There great baits! And the 3.25 can be just as good if not better around here. I like having a few color options to cover dirty,clean,and dingy water. Get some natural colors. Some Bright colors and some in-between. You can doctor the colors with spike it markers if needed. 
The joshy crawls are pretty sweet to... 
They are great multi species baits!


----------



## HeaVyMeTaLFiSHinGFiEnD (Oct 2, 2010)

Lemon shad has been biggest producer for me. I just bought a bunch of 2" for crappie fishing.


----------



## bassin mickey (Apr 22, 2004)

Are Joshy baits available in Cbus at locations other than Fisherman's Warehouse ?? How about Hilton Head ?
I have to be here for a whole 4 weeks.  ....tight lines.


----------



## Southernsaug (May 23, 2019)

Big Joshy Swimbaits- Original Designs, Made in Ohio. Crafted to have better action for better results.

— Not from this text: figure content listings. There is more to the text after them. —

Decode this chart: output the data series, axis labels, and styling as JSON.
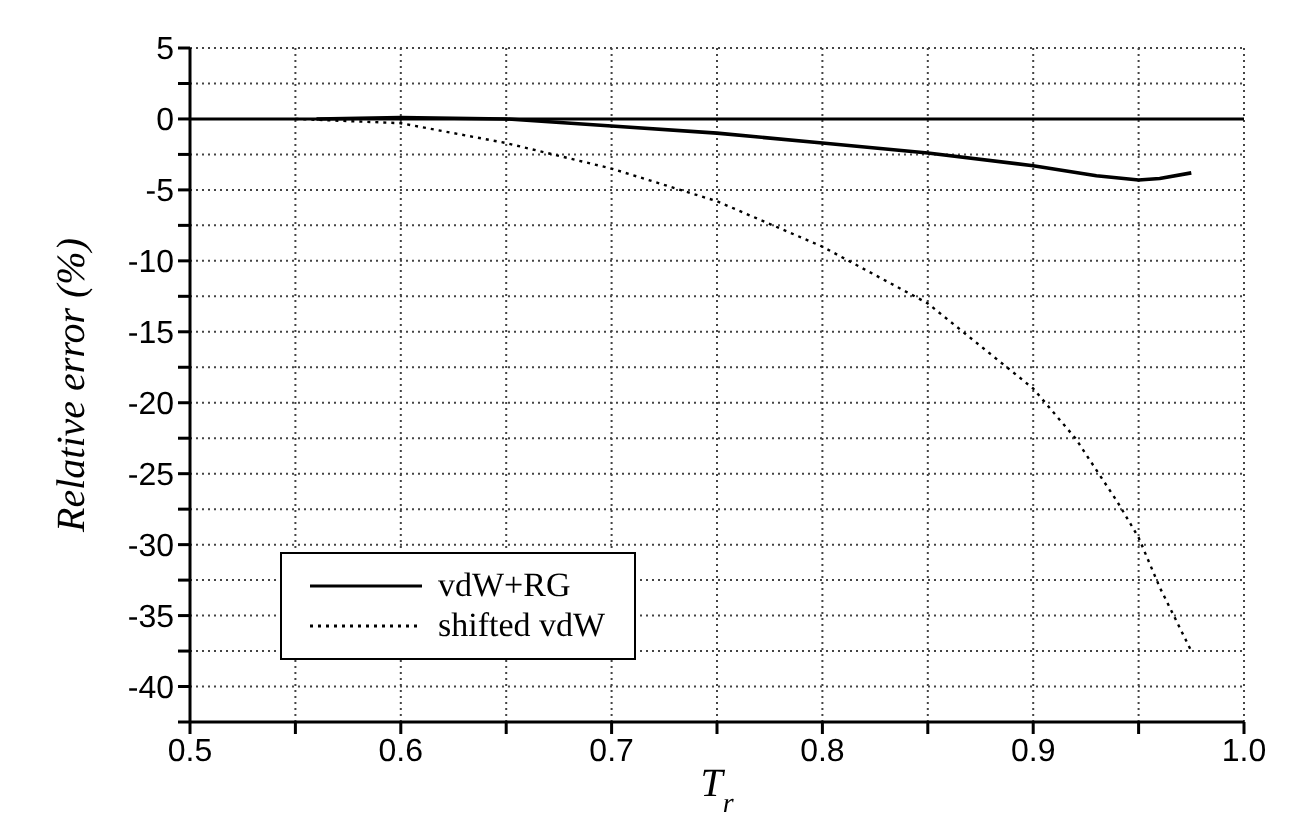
{
  "chart_data": {
    "type": "line",
    "xlabel": "T$_{r}$",
    "ylabel": "Relative error (%)",
    "xlim": [
      0.5,
      1.0
    ],
    "ylim": [
      -42.5,
      5
    ],
    "xticks": [
      0.5,
      {
        "value": 0.55,
        "label": null
      },
      0.6,
      {
        "value": 0.65,
        "label": null
      },
      0.7,
      {
        "value": 0.75,
        "label": null
      },
      0.8,
      {
        "value": 0.85,
        "label": null
      },
      0.9,
      {
        "value": 0.95,
        "label": null
      },
      {
        "value": 1.0,
        "label": "1.0"
      }
    ],
    "yticks": [
      {
        "value": -42.5,
        "label": null
      },
      -40,
      {
        "value": -37.5,
        "label": null
      },
      -35,
      {
        "value": -32.5,
        "label": null
      },
      -30,
      {
        "value": -27.5,
        "label": null
      },
      -25,
      {
        "value": -22.5,
        "label": null
      },
      -20,
      {
        "value": -17.5,
        "label": null
      },
      -15,
      {
        "value": -12.5,
        "label": null
      },
      -10,
      {
        "value": -7.5,
        "label": null
      },
      -5,
      {
        "value": -2.5,
        "label": null
      },
      0,
      {
        "value": 2.5,
        "label": null
      },
      5
    ],
    "grid": true,
    "legend": "bottom left",
    "marker": "none",
    "ref_lines": [
      {
        "axis": "y",
        "value": 0,
        "color": "#000000",
        "line_style": "solid"
      }
    ],
    "series": [
      {
        "name": "vdW+RG",
        "color": "#000000",
        "line_style": "solid",
        "x": [
          0.56,
          0.6,
          0.65,
          0.7,
          0.75,
          0.8,
          0.85,
          0.9,
          0.93,
          0.95,
          0.96,
          0.975
        ],
        "values": [
          0,
          0.1,
          0,
          -0.5,
          -1.0,
          -1.7,
          -2.4,
          -3.3,
          -4.0,
          -4.3,
          -4.2,
          -3.8
        ]
      },
      {
        "name": "shifted vdW",
        "color": "#000000",
        "line_style": "dotted",
        "x": [
          0.55,
          0.6,
          0.65,
          0.7,
          0.75,
          0.8,
          0.85,
          0.9,
          0.92,
          0.94,
          0.95,
          0.96,
          0.975
        ],
        "values": [
          0,
          -0.3,
          -1.7,
          -3.5,
          -5.8,
          -9,
          -13,
          -19,
          -22.5,
          -27,
          -29.5,
          -33,
          -37.5
        ]
      }
    ]
  }
}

Like Saugeyefisher said The 3.25 are good too. I usually wait until the water temps are around 60 to go bigger, but they will bite them in cold water too. I like Slush, ultimate Chartreuse and smoke shad colors best.


----------



## Gottagofishn (Nov 18, 2009)

Agree with the statements about the 3.25 baits. I expanded my collection of 3.25 Joshy’s this winter. I have both sizes, at least two boxes of each in 14 colors. I use the 2.3’s for white bass.
Joshy’s have been very good to me.
However, there are days that other swimbaits will out produce them. Different fall rates and actions...


----------



## Gottagofishn (Nov 18, 2009)

Southernsaug said:


> Big Joshy Swimbaits- Original Designs, Made in Ohio. Crafted to have better action for better results.
> 
> 
> 
> Like Saugeyefisher said The 3.25 are good too. I usually wait until the water temps are around 60 to go bigger, but they will bite them in cold water too. I like Slush, ultimate Chartreuse and smoke shad colors best.

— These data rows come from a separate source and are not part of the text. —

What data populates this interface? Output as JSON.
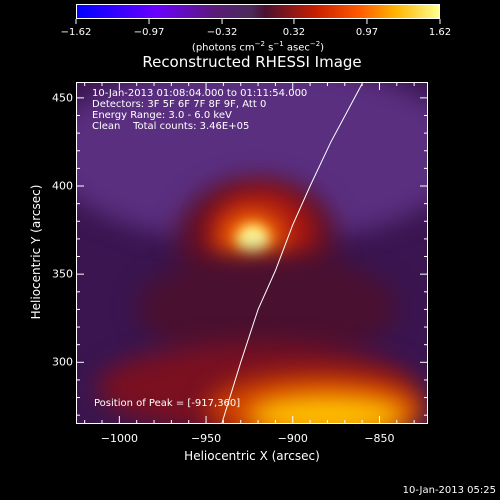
{
  "chart_data": {
    "type": "heatmap",
    "title": "Reconstructed RHESSI Image",
    "xlabel": "Heliocentric X (arcsec)",
    "ylabel": "Heliocentric Y (arcsec)",
    "xlim": [
      -1025,
      -822
    ],
    "ylim": [
      265,
      459
    ],
    "x_ticks": [
      "−1000",
      "−950",
      "−900",
      "−850"
    ],
    "x_tick_values": [
      -1000,
      -950,
      -900,
      -850
    ],
    "y_ticks": [
      "300",
      "350",
      "400",
      "450"
    ],
    "y_tick_values": [
      300,
      350,
      400,
      450
    ],
    "colorbar": {
      "ticks": [
        "−1.62",
        "−0.97",
        "−0.32",
        "0.32",
        "0.97",
        "1.62"
      ],
      "tick_values": [
        -1.62,
        -0.97,
        -0.32,
        0.32,
        0.97,
        1.62
      ],
      "units_prefix": "(photons cm",
      "units_exp1": "−2",
      "units_mid": " s",
      "units_exp2": "−1",
      "units_mid2": " asec",
      "units_exp3": "−2",
      "units_suffix": ")"
    },
    "annotations": {
      "time_range": "10-Jan-2013 01:08:04.000 to 01:11:54.000",
      "detectors": "Detectors: 3F 5F 6F 7F 8F 9F, Att 0",
      "energy": "Energy Range: 3.0 - 6.0 keV",
      "clean_label": "Clean",
      "counts": "Total counts: 3.46E+05",
      "peak": "Position of Peak = [-917,360]"
    },
    "peak_position": [
      -917,
      360
    ],
    "limb_curve": [
      [
        -941,
        265
      ],
      [
        -930,
        300
      ],
      [
        -920,
        330
      ],
      [
        -910,
        352
      ],
      [
        -900,
        378
      ],
      [
        -890,
        400
      ],
      [
        -878,
        425
      ],
      [
        -860,
        458
      ]
    ]
  },
  "footer": {
    "date": "10-Jan-2013 05:25"
  }
}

Honestly I haven’t fished the larger size in the very early spring but, I was talking with ODNR this winter about different prey species and their comment was to start the year with larger baits as there is no young of year bait running around yet. Seemed to make sense...


----------



## Saugeyefisher (Jul 19, 2010)

Gottagofishn said:


> Honestly I haven’t fished the larger size in the very early spring but, I was talking with ODNR this winter about different prey species and their comment was to start the year with larger baits as there is no young of year bait running around yet. Seemed to make sense...

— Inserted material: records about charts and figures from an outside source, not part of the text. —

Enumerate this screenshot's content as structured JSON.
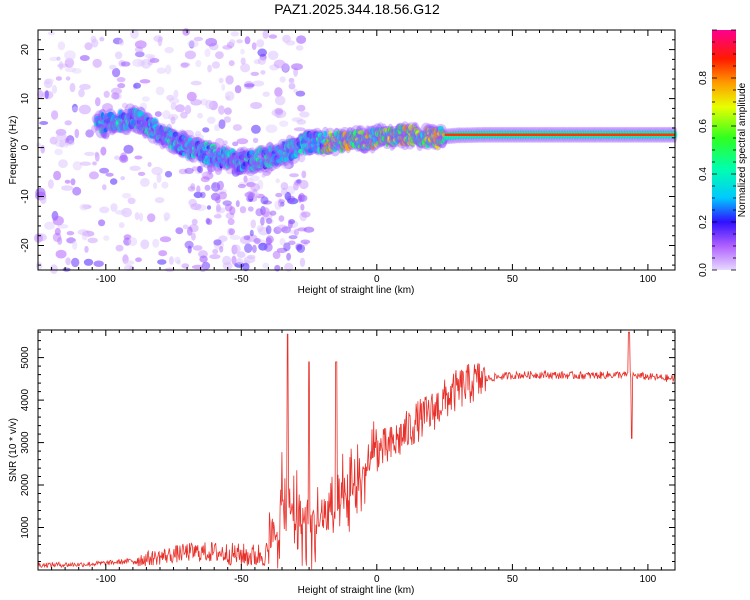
{
  "title": "PAZ1.2025.344.18.56.G12",
  "chart_data": [
    {
      "type": "heatmap",
      "name": "spectrogram",
      "xlabel": "Height of straight line (km)",
      "ylabel": "Frequency (Hz)",
      "xlim": [
        -125,
        110
      ],
      "ylim": [
        -25,
        24
      ],
      "xticks": [
        -100,
        -50,
        0,
        50,
        100
      ],
      "xtick_labels": [
        "-100",
        "-50",
        "0",
        "50",
        "100"
      ],
      "yticks": [
        -20,
        -10,
        0,
        10,
        20
      ],
      "ytick_labels": [
        "-20",
        "-10",
        "0",
        "10",
        "20"
      ],
      "ridge": {
        "x": [
          -100,
          -90,
          -80,
          -70,
          -60,
          -50,
          -40,
          -30,
          -25,
          -20,
          -10,
          0,
          10,
          20,
          30,
          40,
          50,
          60,
          70,
          80,
          90,
          100,
          110
        ],
        "y": [
          5,
          6,
          3,
          0,
          -1.5,
          -3,
          -2,
          0,
          1,
          1,
          1.5,
          2,
          2.5,
          2,
          2.5,
          2.6,
          2.6,
          2.6,
          2.6,
          2.6,
          2.6,
          2.6,
          2.6
        ]
      },
      "colorbar": {
        "label": "Normalized spectral amplitude",
        "range": [
          0,
          1
        ],
        "ticks": [
          "0.0",
          "0.2",
          "0.4",
          "0.6",
          "0.8"
        ]
      }
    },
    {
      "type": "line",
      "name": "snr",
      "xlabel": "Height of straight line (km)",
      "ylabel": "SNR (10 * v/v)",
      "xlim": [
        -125,
        110
      ],
      "ylim": [
        0,
        5650
      ],
      "xticks": [
        -100,
        -50,
        0,
        50,
        100
      ],
      "xtick_labels": [
        "-100",
        "-50",
        "0",
        "50",
        "100"
      ],
      "yticks": [
        1000,
        2000,
        3000,
        4000,
        5000
      ],
      "ytick_labels": [
        "1000",
        "2000",
        "3000",
        "4000",
        "5000"
      ],
      "color": "#e8302a",
      "trend": {
        "x": [
          -125,
          -110,
          -100,
          -90,
          -80,
          -70,
          -60,
          -50,
          -45,
          -40,
          -38,
          -35,
          -30,
          -25,
          -20,
          -15,
          -10,
          -5,
          0,
          5,
          10,
          15,
          20,
          25,
          30,
          35,
          40,
          45,
          50,
          60,
          70,
          80,
          90,
          100,
          110
        ],
        "y": [
          120,
          130,
          160,
          220,
          310,
          420,
          420,
          350,
          330,
          400,
          700,
          1500,
          1300,
          1000,
          1200,
          1350,
          1700,
          2300,
          2800,
          2900,
          3200,
          3500,
          3700,
          4000,
          4250,
          4400,
          4500,
          4550,
          4580,
          4600,
          4580,
          4580,
          4600,
          4550,
          4500
        ]
      },
      "spikes": [
        {
          "x": -33,
          "y": 5550
        },
        {
          "x": -25,
          "y": 4900
        },
        {
          "x": -15,
          "y": 4900
        },
        {
          "x": 93,
          "y": 5600
        },
        {
          "x": 94,
          "y": 3100
        }
      ]
    }
  ]
}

This is how I think. Ice out through spawn I like big baits ... Then once things start spawning I start going small. But that's not to say I haven't caught my share on twisters or small swims early on as well.....


----------



## Morrowtucky Mike (May 2, 2018)

The J5’s can be fantastic during the winter, November-January. I’ve caught 12 and 13” saugeye on them. Remember, we’re also throwing 4 to 5” jerk baits at this time of year. I probably throw the 3.25’s more than anything tho.


----------



## Silver Fox 23 (Sep 4, 2015)

Thanks everyone! I really appreciate your input. Now I just have to dip into the tackle fund a little deeper ;o)


----------